Alcoholic Liver Disease

A liver biopsy may demonstrate mild to severe alcoholic liver disease. Mild and early onset alcoholic liver disease will demonstrate fatty changes that are reversible if alcohol consumption is discontinued. Fatty changes can be seen histologically three to seven days following consumption of alcohol and persist for up to six weeks depending on the amount of alcohol consumed, however, fatty changes alone is not diagnostic of alcoholic liver disease.

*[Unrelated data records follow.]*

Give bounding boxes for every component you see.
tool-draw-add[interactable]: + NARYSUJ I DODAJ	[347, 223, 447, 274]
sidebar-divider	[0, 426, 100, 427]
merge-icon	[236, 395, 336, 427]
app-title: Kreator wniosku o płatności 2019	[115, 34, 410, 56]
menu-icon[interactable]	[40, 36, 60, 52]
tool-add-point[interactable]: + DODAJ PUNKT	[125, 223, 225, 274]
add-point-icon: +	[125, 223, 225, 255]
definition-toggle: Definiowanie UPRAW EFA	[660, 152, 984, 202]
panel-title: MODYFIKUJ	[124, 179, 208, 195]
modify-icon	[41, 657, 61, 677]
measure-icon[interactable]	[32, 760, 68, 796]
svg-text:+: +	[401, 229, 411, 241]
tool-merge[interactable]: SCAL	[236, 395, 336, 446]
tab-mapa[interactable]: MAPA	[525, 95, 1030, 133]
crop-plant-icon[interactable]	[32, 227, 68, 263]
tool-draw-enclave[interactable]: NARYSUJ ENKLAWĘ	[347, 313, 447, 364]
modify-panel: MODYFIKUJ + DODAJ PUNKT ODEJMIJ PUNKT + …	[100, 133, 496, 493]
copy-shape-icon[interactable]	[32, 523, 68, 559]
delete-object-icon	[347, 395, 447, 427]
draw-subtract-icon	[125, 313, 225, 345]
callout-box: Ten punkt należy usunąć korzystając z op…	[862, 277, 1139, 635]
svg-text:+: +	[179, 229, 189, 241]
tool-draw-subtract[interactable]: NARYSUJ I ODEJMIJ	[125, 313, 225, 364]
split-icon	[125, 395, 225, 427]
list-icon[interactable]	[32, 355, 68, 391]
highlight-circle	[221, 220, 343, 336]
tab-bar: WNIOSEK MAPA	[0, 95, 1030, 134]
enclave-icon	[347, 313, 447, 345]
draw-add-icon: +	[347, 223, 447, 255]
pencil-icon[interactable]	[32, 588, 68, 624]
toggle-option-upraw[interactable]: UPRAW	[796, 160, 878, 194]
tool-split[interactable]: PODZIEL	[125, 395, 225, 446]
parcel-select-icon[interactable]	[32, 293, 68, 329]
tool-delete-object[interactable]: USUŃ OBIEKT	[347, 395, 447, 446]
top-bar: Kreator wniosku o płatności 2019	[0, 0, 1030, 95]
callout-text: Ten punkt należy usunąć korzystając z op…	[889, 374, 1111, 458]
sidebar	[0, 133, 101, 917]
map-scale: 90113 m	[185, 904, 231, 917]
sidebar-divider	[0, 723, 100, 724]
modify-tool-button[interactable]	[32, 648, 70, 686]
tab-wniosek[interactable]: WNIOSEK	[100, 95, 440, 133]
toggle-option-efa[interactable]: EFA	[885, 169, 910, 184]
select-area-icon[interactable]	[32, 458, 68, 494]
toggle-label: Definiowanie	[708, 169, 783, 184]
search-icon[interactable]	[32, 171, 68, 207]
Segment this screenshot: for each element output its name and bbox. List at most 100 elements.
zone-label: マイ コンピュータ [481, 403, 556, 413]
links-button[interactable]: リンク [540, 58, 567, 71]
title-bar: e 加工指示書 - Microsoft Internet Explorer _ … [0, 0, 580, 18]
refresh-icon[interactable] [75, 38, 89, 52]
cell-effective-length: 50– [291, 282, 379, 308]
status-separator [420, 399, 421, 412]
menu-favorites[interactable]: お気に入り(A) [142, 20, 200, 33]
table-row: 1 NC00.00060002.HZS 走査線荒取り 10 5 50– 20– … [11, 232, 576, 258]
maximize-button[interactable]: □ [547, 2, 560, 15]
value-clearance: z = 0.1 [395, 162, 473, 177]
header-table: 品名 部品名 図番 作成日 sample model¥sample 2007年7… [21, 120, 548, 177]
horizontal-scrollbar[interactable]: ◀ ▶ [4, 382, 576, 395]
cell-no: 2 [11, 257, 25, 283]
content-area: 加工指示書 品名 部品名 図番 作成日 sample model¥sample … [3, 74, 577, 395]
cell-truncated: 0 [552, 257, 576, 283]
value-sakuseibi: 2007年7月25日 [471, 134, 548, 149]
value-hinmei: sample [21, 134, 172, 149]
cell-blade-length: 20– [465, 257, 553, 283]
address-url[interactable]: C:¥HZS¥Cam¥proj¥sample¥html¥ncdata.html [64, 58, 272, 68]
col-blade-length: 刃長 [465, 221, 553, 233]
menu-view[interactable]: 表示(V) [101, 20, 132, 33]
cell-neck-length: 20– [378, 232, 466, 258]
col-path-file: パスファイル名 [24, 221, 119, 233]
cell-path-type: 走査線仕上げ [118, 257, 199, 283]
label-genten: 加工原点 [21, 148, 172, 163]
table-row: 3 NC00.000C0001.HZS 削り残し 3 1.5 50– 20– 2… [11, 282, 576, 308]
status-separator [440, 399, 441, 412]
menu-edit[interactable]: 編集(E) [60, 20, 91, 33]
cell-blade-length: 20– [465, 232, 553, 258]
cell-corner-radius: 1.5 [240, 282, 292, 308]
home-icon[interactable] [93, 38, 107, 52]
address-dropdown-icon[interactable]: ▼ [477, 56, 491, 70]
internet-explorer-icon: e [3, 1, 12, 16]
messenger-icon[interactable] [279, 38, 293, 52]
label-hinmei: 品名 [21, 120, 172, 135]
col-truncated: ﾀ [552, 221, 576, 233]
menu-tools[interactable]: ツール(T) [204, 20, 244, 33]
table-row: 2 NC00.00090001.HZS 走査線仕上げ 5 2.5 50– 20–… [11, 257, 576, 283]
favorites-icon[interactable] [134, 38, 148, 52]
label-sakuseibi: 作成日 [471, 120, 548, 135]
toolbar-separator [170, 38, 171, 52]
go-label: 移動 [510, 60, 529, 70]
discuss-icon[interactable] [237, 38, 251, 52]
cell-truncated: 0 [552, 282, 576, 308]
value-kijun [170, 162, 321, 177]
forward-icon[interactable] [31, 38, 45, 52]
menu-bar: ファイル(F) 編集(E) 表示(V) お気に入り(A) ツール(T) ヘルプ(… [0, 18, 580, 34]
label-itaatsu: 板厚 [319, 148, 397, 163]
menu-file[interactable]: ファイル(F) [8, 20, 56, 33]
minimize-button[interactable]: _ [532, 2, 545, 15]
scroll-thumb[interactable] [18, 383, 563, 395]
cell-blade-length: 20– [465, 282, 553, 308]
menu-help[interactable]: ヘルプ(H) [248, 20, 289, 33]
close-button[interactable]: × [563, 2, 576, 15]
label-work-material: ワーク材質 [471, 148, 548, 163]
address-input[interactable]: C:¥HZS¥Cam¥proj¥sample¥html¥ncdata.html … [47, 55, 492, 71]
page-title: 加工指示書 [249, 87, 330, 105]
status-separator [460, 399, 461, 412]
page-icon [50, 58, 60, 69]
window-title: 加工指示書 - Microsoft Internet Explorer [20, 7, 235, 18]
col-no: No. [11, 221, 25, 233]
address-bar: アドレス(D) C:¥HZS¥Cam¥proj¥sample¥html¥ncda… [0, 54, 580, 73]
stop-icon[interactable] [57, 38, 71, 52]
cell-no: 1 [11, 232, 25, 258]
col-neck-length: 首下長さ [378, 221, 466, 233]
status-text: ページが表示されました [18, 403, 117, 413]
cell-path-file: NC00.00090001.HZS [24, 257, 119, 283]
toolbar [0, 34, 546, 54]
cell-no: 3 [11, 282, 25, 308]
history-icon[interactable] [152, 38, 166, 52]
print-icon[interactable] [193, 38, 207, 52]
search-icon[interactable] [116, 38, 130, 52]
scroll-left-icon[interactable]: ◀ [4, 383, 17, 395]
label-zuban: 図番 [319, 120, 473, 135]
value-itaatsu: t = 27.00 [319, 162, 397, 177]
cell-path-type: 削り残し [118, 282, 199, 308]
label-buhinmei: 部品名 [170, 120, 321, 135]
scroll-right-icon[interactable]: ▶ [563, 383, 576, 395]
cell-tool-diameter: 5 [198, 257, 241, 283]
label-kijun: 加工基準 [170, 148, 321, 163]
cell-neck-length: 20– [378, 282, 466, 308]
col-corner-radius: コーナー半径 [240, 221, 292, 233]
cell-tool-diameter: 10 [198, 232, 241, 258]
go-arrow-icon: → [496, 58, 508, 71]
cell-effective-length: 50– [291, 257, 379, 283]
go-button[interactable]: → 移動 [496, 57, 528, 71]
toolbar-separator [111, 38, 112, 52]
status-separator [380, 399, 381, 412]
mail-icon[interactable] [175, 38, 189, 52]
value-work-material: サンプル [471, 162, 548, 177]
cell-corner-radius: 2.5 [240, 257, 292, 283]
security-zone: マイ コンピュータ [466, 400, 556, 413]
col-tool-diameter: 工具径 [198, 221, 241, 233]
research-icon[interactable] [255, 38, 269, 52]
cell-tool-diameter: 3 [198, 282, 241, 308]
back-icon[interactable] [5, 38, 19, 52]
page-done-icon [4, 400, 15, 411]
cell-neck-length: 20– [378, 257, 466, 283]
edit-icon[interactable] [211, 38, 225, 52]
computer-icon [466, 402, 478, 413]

Other features that may be present in later stages of alcoholic liver disease include the presence of Mallory hyalin, giant mitochondria (visible on hematoxylin and eosin (H&E) stained tissue), and fibrosis. The image demonstrates the use of Immunohistochemistry staining using CK8/18 (brown DAB) to label hepatocytes & Ubiquitin (fast red) to react with Mallory hyaline bodies in fatty liver disease. The presence of other features present in later stages may lead to a diagnosis of alcoholic hepatitis.
Chronic alcoholic liver disease may result in end stage liver disease, known as cirrhosis. Pathologists must be careful to avoid blaming liver disease on alcoholism and not make a diagnosis based off of clinical history alone if the pathological findings do not correlate. Although in the United States alcohol is the most common cause of end stage liver disease (cirrhosis), the extent of the liver damage is attributed to the duration and quantity of consumption as well as genetic makeup. Alcoholic patients can develop liver disease from other sources such as infection, medication reactions, or surgical disorders.